As John D. Rockefeller said “own nothing and control everything”.  This is the ultimate goal and can easily be accomplished using an offshore trust.  By using an offshore trust, it keeps the trust assets outside the reach of US courts.  Unless there is a major crime or terrorism at play, countries like Belize and Cook Islands won’t recognize a US court ruling and thereby fully protecting your assets held within the trust.

Offshore trusts aren’t for everyone.  You must report ownership of any offshore trust to the IRS or risk severe legal penalties.  This reporting is not difficult, but it does create additional administration and for some, it isn’t worth the effort.  But if your assets have significant value and you want the ultimate in asset protection, offshore trusts are the ultimate tool.

Comments

  1. Very cool site and I just bookmarked ya too!

  2. Once more a very good written article from you. Keep it up!

  3. Fred,
    1, trusts are not necessarily for everyone as the abstract nature of a trust is too much for some to grasp. the fear of giving up control to a trustee is more than some can cope with. also, the cost of setting up and maintaining a trust isn’t really practical for someone with just a couple of hundred thousand dollars in net worth.
    2, a US LLC is a great tool for non-US residents/citizens for tax minimization. the US is the largest tax haven in the world for non-US persons.
    3, an LLC is a pass through entity. the owner would pay his/her taxes based on their own personal situation. if you don’t live in the US, you would owe no US taxes.
    4, the purpose of the trust is to give creditor protection, not tax benefit.

  4. Once more a very good written article from you. Keep it up!

  5. Now back to the subject.
    1/ You mentioned that trusts are not for everyone, implying it’s worth setting up such a structure if your assets have a significant value. Can you approximately quantify that”significant value”?

    2/ you’re taking the example of a LLC owning my stock trading account. Do you mean a US LLC for non-residents? If i’ts the case, does trading made on the New York stock exchange create a tax liability for a non-resident LLC since trading operations are conducted in th US?

    3/ Following the same logic, if I’m non resident in the US and I’m the manager of the US LLC, does it create a tax issue if the brokerage account used by the US LLC is opened with a US broker?

    4/ Wouldn’t a non-resident UK company (instead of a US LLC) be a more suitable vehicle if profits are not remitted to the UK? In that case, since you already legally avoid taxation, why would you need the extra layer of a trust in the overall structure? Of course, the same issue as mentioned above remains: must British brokers imperatively be avoided by the UK company so it will not appear as if the company was conducting operations in the UK…?

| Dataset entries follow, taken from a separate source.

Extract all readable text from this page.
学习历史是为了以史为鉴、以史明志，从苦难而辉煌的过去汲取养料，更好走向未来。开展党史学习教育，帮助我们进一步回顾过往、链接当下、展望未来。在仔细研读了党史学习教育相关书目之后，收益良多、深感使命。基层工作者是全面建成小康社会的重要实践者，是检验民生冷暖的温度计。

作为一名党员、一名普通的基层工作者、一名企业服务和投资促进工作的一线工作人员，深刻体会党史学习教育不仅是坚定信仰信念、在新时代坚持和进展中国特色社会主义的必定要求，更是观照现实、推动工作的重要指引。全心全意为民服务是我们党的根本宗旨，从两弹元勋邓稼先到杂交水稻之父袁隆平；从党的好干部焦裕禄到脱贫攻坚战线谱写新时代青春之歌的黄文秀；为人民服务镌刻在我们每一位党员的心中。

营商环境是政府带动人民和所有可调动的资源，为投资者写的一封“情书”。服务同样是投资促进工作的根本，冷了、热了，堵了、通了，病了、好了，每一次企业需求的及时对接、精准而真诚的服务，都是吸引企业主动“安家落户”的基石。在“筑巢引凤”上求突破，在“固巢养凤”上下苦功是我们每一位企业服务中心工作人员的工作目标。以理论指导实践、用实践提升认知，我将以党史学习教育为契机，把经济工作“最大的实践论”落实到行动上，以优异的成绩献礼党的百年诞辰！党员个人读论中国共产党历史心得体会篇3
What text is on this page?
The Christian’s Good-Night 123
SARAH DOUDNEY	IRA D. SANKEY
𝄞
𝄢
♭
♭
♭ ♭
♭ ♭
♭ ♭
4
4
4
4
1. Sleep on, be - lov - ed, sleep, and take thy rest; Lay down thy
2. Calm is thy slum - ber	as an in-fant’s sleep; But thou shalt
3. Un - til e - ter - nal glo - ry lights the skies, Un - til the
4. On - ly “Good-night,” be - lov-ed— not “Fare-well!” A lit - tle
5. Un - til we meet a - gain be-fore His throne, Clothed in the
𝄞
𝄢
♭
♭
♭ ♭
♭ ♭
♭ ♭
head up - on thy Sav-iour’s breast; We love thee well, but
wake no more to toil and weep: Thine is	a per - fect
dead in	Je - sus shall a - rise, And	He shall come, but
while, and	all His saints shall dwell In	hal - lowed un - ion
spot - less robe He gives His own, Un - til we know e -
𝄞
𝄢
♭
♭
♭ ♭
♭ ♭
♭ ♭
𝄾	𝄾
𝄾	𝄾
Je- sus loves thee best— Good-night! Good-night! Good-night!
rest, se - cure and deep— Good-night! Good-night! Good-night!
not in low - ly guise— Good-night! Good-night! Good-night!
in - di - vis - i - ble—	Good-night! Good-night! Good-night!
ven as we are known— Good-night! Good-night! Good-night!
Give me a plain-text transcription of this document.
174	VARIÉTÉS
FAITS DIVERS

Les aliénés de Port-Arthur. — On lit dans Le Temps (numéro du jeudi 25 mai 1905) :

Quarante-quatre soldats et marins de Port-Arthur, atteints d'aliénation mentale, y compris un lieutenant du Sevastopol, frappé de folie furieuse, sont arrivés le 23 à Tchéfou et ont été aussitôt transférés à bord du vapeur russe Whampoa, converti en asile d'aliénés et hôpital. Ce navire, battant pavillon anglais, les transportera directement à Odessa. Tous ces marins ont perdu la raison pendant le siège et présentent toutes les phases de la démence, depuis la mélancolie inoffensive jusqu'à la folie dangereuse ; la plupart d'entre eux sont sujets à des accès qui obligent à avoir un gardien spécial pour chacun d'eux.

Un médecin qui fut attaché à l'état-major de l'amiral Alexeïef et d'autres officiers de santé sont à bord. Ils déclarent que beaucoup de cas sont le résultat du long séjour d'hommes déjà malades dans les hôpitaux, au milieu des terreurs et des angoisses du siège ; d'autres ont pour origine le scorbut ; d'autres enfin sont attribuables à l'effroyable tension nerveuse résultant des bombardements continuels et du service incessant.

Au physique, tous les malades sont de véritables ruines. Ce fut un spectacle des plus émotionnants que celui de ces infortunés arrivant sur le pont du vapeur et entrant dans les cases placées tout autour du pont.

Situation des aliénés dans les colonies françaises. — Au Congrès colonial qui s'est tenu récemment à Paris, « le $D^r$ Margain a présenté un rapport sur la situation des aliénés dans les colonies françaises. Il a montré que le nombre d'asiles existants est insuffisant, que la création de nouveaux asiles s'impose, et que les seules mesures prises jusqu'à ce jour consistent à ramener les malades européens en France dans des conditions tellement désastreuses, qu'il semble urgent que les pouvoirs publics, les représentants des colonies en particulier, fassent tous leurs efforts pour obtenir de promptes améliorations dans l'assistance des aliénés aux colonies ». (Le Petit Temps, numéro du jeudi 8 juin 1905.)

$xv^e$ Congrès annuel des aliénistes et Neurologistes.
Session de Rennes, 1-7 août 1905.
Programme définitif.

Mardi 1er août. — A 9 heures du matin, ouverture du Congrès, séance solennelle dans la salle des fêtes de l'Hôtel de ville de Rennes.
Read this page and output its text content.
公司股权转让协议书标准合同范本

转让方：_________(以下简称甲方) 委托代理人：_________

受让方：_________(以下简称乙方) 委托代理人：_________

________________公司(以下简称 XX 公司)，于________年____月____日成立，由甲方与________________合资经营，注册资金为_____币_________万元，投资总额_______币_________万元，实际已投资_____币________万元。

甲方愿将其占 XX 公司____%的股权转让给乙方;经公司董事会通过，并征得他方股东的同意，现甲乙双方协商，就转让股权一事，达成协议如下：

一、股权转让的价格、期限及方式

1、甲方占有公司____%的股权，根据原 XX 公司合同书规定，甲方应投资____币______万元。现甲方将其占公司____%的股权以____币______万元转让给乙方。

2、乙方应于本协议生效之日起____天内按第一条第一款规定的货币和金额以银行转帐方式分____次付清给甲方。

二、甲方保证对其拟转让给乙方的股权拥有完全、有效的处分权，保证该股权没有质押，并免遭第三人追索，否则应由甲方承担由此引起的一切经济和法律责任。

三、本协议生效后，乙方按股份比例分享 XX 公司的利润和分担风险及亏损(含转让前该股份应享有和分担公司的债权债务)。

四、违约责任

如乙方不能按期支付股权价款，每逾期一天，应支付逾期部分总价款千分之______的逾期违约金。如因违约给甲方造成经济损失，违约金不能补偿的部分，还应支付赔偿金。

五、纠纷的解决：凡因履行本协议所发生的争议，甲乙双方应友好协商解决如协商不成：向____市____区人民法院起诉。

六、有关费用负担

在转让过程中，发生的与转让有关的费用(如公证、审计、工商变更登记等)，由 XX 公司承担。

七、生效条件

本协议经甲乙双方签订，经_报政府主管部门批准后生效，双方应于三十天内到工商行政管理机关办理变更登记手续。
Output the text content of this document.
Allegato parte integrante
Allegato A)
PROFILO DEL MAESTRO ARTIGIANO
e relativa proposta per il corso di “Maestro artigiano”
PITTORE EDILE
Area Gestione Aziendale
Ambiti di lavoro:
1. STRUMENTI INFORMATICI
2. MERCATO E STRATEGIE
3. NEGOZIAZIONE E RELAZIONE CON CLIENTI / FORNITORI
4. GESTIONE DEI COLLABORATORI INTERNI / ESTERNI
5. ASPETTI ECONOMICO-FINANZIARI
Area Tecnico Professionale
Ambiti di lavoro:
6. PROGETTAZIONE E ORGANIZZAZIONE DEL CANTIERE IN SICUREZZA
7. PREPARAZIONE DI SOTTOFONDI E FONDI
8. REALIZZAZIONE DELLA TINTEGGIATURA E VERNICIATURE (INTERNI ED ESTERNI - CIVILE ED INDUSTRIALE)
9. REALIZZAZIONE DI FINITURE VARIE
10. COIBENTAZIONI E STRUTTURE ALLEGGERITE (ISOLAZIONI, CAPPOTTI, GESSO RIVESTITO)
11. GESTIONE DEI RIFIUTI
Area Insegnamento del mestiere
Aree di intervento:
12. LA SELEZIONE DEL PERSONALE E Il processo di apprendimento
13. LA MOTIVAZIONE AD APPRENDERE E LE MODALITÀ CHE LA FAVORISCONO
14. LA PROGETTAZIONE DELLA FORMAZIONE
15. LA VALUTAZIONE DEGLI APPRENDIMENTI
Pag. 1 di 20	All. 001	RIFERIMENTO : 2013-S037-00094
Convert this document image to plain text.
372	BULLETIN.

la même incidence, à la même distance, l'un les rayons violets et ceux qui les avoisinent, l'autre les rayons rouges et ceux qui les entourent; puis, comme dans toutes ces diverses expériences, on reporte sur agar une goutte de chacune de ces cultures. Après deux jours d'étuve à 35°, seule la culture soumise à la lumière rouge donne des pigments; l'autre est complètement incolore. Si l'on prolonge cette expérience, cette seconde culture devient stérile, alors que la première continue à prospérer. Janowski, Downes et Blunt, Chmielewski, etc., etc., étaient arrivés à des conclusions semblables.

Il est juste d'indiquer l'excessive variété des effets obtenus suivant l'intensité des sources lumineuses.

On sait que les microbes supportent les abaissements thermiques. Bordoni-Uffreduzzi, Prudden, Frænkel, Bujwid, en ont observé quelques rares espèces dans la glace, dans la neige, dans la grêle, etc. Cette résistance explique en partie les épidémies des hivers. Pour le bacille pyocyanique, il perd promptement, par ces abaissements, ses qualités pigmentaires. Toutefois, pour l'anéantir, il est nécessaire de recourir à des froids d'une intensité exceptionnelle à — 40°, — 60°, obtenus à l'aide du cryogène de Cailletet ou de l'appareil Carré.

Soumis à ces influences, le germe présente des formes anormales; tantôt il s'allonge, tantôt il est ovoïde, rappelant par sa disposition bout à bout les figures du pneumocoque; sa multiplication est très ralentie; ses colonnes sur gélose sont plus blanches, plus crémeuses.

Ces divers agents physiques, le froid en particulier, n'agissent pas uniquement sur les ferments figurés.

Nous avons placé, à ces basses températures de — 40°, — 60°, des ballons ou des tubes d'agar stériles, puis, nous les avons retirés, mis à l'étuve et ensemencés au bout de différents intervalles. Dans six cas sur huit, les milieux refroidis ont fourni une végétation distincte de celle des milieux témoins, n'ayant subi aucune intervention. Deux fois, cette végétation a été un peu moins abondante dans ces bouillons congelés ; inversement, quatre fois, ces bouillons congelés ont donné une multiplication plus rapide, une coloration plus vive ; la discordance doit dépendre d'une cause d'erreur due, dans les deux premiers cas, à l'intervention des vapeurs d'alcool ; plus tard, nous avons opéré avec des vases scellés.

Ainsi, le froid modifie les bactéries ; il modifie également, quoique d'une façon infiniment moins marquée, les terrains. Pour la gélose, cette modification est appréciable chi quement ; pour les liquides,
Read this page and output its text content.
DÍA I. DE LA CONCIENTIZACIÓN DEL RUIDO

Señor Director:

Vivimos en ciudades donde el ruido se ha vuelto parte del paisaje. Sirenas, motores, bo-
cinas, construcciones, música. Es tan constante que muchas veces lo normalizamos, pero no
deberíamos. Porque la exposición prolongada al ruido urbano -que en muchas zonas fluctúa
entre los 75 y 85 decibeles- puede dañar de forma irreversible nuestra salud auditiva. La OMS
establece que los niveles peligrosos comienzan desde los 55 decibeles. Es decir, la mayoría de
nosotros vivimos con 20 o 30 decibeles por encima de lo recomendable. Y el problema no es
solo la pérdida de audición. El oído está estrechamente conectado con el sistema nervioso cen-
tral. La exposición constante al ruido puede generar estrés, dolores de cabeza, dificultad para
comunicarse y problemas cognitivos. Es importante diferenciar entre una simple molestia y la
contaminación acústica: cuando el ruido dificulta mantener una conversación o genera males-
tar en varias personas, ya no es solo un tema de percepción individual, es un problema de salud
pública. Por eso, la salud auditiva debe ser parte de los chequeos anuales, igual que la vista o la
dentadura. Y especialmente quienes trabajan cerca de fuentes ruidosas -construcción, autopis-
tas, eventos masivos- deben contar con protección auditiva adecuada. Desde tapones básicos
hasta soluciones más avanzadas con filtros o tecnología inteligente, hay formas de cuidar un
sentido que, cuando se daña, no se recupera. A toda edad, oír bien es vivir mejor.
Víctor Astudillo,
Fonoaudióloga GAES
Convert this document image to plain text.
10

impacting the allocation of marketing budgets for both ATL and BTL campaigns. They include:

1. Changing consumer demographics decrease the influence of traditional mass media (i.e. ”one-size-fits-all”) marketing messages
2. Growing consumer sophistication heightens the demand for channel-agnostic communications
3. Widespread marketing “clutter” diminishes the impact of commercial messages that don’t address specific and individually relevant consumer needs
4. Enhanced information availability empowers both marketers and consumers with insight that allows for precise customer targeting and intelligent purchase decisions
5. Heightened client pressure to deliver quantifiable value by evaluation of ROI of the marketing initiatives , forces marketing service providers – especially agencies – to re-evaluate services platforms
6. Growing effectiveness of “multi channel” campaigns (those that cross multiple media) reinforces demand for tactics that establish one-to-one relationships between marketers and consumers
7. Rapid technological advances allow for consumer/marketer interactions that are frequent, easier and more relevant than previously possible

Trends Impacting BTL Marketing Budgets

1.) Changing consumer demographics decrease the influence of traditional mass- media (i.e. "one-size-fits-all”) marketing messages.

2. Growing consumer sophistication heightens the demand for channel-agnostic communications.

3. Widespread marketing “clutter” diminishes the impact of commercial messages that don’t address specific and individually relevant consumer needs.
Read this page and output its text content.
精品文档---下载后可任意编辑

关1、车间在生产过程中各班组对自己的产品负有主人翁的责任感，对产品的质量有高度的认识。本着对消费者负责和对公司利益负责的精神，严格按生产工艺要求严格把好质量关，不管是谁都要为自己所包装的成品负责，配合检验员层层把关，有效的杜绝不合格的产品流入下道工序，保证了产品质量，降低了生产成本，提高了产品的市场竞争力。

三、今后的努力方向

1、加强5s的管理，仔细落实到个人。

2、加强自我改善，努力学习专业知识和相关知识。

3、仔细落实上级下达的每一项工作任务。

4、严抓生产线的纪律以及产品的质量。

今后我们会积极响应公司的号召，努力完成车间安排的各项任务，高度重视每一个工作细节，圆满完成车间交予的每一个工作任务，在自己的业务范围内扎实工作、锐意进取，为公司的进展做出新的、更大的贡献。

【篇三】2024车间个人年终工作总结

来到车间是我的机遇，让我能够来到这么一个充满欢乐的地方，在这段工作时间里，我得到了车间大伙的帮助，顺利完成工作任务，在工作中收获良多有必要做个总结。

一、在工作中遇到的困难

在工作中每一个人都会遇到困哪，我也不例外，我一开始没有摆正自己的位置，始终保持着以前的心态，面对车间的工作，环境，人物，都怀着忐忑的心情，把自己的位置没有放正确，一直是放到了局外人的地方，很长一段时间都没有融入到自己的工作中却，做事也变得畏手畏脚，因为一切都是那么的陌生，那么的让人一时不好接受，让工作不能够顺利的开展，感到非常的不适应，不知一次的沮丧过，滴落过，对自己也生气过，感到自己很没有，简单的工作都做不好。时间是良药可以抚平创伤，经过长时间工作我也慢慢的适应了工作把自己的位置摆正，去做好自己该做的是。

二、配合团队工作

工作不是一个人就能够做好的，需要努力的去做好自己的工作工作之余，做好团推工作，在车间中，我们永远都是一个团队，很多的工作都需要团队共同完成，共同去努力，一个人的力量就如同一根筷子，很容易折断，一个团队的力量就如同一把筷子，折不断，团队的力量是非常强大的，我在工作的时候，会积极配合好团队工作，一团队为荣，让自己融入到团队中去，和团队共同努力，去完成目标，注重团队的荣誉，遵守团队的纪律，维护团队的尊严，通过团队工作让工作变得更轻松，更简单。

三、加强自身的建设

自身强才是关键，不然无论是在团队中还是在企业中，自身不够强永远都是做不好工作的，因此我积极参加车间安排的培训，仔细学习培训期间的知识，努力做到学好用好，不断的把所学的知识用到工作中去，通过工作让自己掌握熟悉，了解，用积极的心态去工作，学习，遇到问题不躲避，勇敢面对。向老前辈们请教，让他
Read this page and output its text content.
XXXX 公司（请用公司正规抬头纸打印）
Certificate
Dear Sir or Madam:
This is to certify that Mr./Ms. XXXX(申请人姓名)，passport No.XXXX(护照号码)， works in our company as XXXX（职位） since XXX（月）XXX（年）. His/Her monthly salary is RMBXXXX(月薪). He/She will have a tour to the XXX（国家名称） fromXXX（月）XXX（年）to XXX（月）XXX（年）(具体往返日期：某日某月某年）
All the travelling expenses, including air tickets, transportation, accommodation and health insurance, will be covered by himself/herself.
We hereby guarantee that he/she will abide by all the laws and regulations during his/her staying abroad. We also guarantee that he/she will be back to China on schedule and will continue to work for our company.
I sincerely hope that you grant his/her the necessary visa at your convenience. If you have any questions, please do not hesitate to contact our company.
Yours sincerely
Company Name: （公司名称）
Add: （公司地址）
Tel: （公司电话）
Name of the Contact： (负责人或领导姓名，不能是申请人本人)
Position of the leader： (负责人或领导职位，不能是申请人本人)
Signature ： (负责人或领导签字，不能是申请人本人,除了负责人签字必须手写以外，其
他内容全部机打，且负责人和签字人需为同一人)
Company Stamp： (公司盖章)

  6. Valuable info. Lucky me I found your site by accident, I bookmarked it.

  7. Now back to the subject.
    1/ You mentioned that trusts are not for everyone, implying it’s worth setting up such a structure if your assets have a significant value. Can you approximately quantify that”significant value”?

    2/ you’re taking the example of a LLC owning my stock trading account. Do you mean a US LLC for non-residents? If i’ts the case, does trading made on the New York stock exchange create a tax liability for a non-resident LLC since trading operations are conducted in th US?

    3/ Following the same logic, if I’m non resident in the US and I’m the manager of the US LLC, does it create a tax issue if the brokerage account used by the US LLC is opened with a US broker?

    4/ Wouldn’t a non-resident UK company (instead of a US LLC) be a more suitable vehicle if profits are not remitted to the UK? In that case, since you already legally avoid taxation, why would you need the extra layer of a trust in the overall structure? Of course, the same issue as mentioned above remains: must British brokers imperatively be avoided by the UK company so it will not appear as if the company was conducting operations in the UK…?

  8. Before leaving my comment, I’d like to suggest you to review the previous comment. Is it a coded spy message??? If it is posted, does it mean you understood its content? Wow… Would be nice from you to explain it then…

  9. Once more a very good written article from you. Keep it up!